Having been on both sides of the hiring coin, I can understand your frustration. HR people tend to be very clueless and know nothing about the candidates or positions, other than the buzz words on the resumes or position descriptions.
Its tough breaking in. I started my programming career out by working for next to nothing for a startup. I left a job in a factory I was working at while I was trying to decide what to do about college and got paid maybe half of what I was making before.

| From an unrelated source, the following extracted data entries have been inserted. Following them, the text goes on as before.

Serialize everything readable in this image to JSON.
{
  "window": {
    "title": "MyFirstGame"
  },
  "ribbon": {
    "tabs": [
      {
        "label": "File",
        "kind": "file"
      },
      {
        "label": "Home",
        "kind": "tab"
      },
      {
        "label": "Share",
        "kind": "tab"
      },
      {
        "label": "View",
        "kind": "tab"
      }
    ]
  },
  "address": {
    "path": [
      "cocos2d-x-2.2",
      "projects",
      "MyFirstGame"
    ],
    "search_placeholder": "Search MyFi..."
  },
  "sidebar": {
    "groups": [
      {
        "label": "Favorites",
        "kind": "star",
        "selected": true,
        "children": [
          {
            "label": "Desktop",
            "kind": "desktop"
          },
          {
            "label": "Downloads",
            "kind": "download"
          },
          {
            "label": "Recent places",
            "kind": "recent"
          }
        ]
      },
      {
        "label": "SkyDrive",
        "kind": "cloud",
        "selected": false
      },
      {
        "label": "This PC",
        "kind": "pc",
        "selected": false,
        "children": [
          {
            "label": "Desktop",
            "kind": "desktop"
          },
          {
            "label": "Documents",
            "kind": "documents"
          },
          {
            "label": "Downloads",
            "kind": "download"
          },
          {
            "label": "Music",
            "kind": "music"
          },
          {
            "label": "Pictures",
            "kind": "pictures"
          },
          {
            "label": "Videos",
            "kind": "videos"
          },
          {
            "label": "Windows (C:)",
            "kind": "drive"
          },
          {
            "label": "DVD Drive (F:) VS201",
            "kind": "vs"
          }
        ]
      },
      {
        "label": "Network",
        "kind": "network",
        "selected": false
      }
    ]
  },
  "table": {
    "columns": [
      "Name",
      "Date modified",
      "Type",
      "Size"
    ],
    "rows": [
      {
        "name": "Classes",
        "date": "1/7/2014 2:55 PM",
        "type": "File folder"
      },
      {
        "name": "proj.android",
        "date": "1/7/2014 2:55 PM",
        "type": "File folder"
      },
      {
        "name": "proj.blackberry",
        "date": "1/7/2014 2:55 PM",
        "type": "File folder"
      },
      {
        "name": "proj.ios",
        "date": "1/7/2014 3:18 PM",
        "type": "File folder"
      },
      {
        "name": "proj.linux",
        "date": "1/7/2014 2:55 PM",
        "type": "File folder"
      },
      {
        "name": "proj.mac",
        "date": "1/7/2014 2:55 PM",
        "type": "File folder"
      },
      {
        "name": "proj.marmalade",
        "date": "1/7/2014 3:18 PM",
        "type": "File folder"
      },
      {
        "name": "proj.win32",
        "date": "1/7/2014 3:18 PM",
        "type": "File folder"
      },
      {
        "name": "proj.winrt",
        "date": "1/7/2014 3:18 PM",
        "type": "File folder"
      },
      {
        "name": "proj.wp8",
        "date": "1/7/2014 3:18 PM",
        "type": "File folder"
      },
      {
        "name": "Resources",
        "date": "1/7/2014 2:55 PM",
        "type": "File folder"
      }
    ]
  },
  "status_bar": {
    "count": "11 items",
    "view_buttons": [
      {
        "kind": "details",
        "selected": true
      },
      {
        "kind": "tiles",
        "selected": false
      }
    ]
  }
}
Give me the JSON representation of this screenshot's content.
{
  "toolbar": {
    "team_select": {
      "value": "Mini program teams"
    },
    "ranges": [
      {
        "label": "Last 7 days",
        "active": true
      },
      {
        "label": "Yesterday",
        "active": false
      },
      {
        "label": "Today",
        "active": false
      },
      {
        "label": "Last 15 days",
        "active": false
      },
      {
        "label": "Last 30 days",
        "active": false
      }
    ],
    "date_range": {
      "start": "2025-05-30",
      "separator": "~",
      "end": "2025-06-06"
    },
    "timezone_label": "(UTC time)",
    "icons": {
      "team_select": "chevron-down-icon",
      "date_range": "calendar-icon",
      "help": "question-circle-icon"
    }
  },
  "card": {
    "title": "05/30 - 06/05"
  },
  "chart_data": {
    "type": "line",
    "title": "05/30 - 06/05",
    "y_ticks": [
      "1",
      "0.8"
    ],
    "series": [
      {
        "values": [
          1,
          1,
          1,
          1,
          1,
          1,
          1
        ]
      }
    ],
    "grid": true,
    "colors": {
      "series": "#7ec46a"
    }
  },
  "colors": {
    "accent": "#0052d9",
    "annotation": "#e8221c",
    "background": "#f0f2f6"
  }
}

I worked 80+ hour weeks a lot, both to get the code written and to teach/prove myself (to both myself and my employer).
5 years of that allowed me to learn a wide range of things and when I left, my effort had paid off well, both for me and my employer.
Too many years later to admit, :), I sit with lots of experience and have worked at many large companies as a consultant for much more than they’d ever pay their employees. At most of these large companies, I’d never get considered for employment because of their HR policies. If I ever did take the job offers I get from these companies (managers I worked for) I’d get dead-ended unless I wanted to play their paper (diploma) and other HR games. So, yeah, HR people, or at least the policies they try to enforce, aren’t on my list of favorite people/things in general.

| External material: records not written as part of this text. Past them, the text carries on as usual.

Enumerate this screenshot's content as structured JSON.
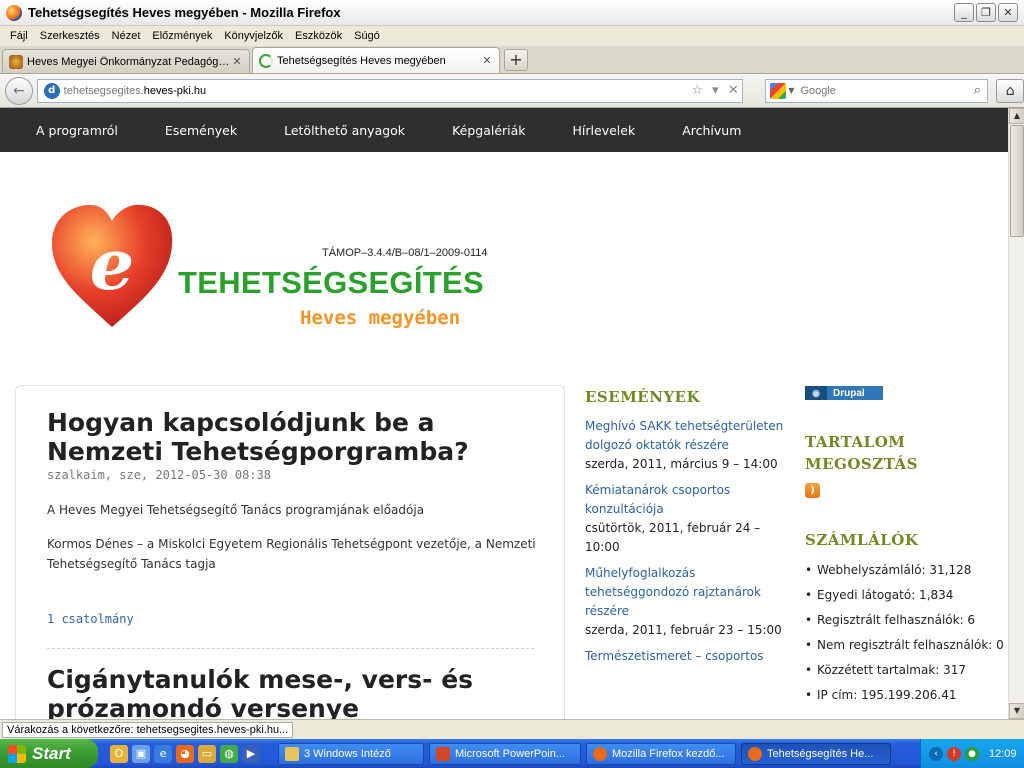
{
  "window": {
    "title": "Tehetségsegítés Heves megyében - Mozilla Firefox",
    "minimize_glyph": "_",
    "restore_glyph": "❐",
    "close_glyph": "✕"
  },
  "menu": [
    "Fájl",
    "Szerkesztés",
    "Nézet",
    "Előzmények",
    "Könyvjelzők",
    "Eszközök",
    "Súgó"
  ],
  "tabs": [
    {
      "label": "Heves Megyei Önkormányzat Pedagógiai ...",
      "active": false,
      "close": "✕"
    },
    {
      "label": "Tehetségsegítés Heves megyében",
      "active": true,
      "close": "✕"
    }
  ],
  "new_tab_glyph": "+",
  "navbar": {
    "back_glyph": "←",
    "url_prefix": "tehetsegsegites.",
    "url_domain": "heves-pki.hu",
    "star_glyph": "☆",
    "drop_glyph": "▾",
    "stop_glyph": "✕",
    "search_placeholder": "Google",
    "search_glyph": "⌕",
    "home_glyph": "⌂"
  },
  "site_nav": [
    "A programról",
    "Események",
    "Letölthető anyagok",
    "Képgalériák",
    "Hírlevelek",
    "Archívum"
  ],
  "logo": {
    "code": "TÁMOP–3.4.4/B–08/1–2009-0114",
    "main": "TEHETSÉGSEGÍTÉS",
    "sub": "Heves megyében",
    "letter": "e",
    "colors": {
      "heart": "#e8402a",
      "main": "#2aa12a",
      "sub": "#f39426"
    }
  },
  "articles": [
    {
      "title": "Hogyan kapcsolódjunk be a Nemzeti Tehetségporgramba?",
      "meta": "szalkaim, sze, 2012-05-30 08:38",
      "paragraphs": [
        "A Heves Megyei Tehetségsegítő Tanács programjának előadója",
        "Kormos Dénes – a Miskolci Egyetem Regionális Tehetségpont vezetője, a Nemzeti Tehetségsegítő Tanács tagja"
      ],
      "attachment": "1 csatolmány"
    },
    {
      "title": "Cigánytanulók mese-, vers- és prózamondó versenye"
    }
  ],
  "events": {
    "heading": "ESEMÉNYEK",
    "items": [
      {
        "title": "Meghívó SAKK tehetségterületen dolgozó oktatók részére",
        "date": "szerda, 2011, március 9 – 14:00"
      },
      {
        "title": "Kémiatanárok csoportos konzultációja",
        "date": "csütörtök, 2011, február 24 – 10:00"
      },
      {
        "title": "Műhelyfoglalkozás tehetséggondozó rajztanárok részére",
        "date": "szerda, 2011, február 23 – 15:00"
      },
      {
        "title": "Természetismeret – csoportos",
        "date": ""
      }
    ]
  },
  "drupal_badge": "Drupal",
  "share": {
    "heading_line1": "TARTALOM",
    "heading_line2": "MEGOSZTÁS",
    "rss_glyph": ")"
  },
  "counters": {
    "heading": "SZÁMLÁLÓK",
    "items": [
      "Webhelyszámláló: 31,128",
      "Egyedi látogató: 1,834",
      "Regisztrált felhasználók: 6",
      "Nem regisztrált felhasználók: 0",
      "Közzétett tartalmak: 317",
      "IP cím: 195.199.206.41"
    ]
  },
  "status_text": "Várakozás a következőre: tehetsegsegites.heves-pki.hu...",
  "taskbar": {
    "start": "Start",
    "tasks": [
      {
        "label": "3 Windows Intéző",
        "active": false
      },
      {
        "label": "Microsoft PowerPoin...",
        "active": false
      },
      {
        "label": "Mozilla Firefox kezdő...",
        "active": false
      },
      {
        "label": "Tehetségsegítés He...",
        "active": true
      }
    ],
    "clock": "12:09"
  }
}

On the other hand, I’ve hired people that look good on paper and claim to have experience. Some of this is pretty basic. I hired a “Lead C Programmer” once who couldn’t program his way out of a wet paper bag on simple projects. Nor could he even learn. I spent 1 month of my time trying to train him after which he was given a week to complete a very simple programming task that should have been doable in 15 mins to an hour. He wasn’t able to do it even though all he had to do was convert about 10 lines of pseudo code into proper C. BTW, he became a csci tutor at a local college after he was fired … I’ve always wondered how that worked out, :).
Its a risky situation for both sides in many cases. Employees sometimes get promised many things that don’t happen or things change after they are employed. Employers get too many incapable people misrepresenting themselves as capable and end up reacting to that.

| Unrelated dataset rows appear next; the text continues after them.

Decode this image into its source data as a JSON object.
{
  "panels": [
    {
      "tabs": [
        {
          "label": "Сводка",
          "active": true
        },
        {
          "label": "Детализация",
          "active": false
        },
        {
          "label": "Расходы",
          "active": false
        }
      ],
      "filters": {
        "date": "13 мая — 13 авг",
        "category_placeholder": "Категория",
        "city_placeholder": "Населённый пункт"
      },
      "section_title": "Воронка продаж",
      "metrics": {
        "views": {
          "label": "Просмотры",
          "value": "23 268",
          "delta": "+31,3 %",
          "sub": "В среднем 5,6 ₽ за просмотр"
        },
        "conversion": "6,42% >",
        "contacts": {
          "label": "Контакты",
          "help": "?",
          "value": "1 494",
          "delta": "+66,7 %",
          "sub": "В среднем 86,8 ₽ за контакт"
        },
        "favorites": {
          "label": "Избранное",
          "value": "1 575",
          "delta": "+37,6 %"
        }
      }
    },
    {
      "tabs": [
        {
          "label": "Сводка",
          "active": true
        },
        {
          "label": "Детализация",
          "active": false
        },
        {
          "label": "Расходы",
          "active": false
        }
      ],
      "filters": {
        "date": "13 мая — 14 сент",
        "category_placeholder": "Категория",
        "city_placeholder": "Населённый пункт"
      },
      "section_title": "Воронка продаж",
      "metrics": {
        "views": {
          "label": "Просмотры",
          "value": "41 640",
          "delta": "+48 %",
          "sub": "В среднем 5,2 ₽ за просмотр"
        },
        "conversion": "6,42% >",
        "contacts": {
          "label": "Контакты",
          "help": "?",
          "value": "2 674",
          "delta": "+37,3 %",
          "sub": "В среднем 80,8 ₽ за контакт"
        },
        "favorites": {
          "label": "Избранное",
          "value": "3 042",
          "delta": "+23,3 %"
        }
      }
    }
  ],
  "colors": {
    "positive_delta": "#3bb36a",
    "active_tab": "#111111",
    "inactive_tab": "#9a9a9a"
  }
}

Go get a job with a small or startup company if possible. You’re more likely to actually get to talk to the person you’re going to work for and not some HR dweeb who knows nothing about the job. When I’ve hired, I’ve always tried to look at the person and their potential, not just their list of things they’ve done on their resume. Big companies have too many procedural requirements in place most of the time for that to happen. Too many times the managers in big companies know nothing about the work their employess do and are just trying to cover their butts to climb the career ladder, thus they won’t make anything but a safe decision anyway.